I hope the homework went (is going) well!
Tomorrow (today) we’ll be talking about totally different. We’re gonna dive into some randomized algorithms with the Schwartz-Zippel Lemma.
Try to look it up on the internet before class so you’re not totally lost but here’s some basics:
We have a polynomial a_0 + a_1 x + … + a_d x^d that we’d like to check if it’s the zero-polynomial. That’s easy if we have it in coefficient form (just check if they’re all zero!). But what I give you something like (1 – x)(x + 2x^2 -19x^2)…(1 – x^3)? Well you’d have to multiply it all out (which takes exponential time) and check the coefficients.
Schwartz-Zippel thought: what if you check that polynomial of degree d at some random point? If the value is not 0, then the polynomial can’t be the zero-polynomial. If it was zero, then there’s a good chance the polynomial is zero everywhere. So just repeat this test a bunch of times and if you always get zero, then its probably zero.
It gives us some cool applications so look forward to that!
What a great lecture today!
We first looked at the algebraic or deterministic way of determining if a polynomial is identically 0. You just have to check d+1 points for a polynomial of degree d. That’s great! So why bother with the randomized approach?
If you have a polynomial of degree d in two variables, then you have to check (d+1)(d+1) = d^2 + 2d + 1 points. Now it looks like our linear time algorithm is going to pay off.
We’ll look at how the probability bound changes when we go from one variable to several variables on Friday.

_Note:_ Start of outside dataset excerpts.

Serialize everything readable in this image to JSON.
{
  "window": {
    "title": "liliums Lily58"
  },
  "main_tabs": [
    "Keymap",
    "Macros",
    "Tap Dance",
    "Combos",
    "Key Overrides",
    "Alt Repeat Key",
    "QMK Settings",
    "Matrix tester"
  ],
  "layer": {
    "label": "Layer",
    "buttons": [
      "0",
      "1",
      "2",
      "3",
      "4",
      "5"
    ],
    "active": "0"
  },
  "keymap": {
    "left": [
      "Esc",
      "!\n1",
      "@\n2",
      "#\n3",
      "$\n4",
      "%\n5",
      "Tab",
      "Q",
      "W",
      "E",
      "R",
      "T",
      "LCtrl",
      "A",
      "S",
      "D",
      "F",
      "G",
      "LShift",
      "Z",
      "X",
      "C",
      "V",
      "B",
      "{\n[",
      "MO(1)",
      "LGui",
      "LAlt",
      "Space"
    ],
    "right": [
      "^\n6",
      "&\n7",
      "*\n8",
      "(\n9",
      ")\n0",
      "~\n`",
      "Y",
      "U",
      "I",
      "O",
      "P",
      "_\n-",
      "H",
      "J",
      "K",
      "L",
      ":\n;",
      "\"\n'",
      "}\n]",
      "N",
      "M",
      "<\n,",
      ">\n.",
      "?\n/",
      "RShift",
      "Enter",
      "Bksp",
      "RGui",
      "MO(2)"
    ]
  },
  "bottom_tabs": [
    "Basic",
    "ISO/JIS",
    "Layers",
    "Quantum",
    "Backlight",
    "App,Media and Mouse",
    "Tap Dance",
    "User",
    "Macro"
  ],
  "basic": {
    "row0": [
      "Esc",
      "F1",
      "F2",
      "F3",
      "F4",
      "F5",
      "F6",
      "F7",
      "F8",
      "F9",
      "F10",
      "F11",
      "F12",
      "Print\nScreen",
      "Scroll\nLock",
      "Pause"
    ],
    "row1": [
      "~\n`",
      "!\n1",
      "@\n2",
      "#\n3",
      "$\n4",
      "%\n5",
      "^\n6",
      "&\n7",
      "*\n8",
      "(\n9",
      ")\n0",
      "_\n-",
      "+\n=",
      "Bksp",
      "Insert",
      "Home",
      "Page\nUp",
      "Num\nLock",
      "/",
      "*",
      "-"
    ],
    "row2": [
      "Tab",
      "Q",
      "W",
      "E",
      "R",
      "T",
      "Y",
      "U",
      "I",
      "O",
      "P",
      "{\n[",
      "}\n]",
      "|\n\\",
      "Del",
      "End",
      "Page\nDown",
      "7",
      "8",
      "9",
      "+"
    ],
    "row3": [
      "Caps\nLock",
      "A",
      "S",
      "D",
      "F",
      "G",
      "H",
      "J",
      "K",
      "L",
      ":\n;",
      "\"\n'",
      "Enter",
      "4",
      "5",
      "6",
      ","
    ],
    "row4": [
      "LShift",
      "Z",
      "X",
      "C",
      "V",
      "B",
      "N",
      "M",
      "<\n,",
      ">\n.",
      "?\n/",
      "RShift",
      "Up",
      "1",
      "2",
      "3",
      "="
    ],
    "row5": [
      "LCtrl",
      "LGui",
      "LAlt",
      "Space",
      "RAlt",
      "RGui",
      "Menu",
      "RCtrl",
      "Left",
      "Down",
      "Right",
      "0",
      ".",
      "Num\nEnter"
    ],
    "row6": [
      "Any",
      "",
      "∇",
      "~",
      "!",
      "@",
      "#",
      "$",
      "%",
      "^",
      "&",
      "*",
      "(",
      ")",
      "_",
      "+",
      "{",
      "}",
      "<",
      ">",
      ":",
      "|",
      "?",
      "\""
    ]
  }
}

At the end, we looked at a very interesting application of this. We have two sets A and B. We want to check if they’re equal. Well, just sort ’em and check each element one by one. That takes O(n lg n) time, but what if n is huge??
Let A = [a_0, …, a_(n-1)] and B = [b_0, …, b_(n-1)]. Let P_A = (x – a_0)(…)(x – a_(n-1)) and P_B = (x – b_0)(…)(x – b_(n-1)). Now we can check if A = B by asking if (P_A – P_B) == 0. Using our probabilistic algorithm, we can pull this off in linear time and get the correct answer with very very very high probability.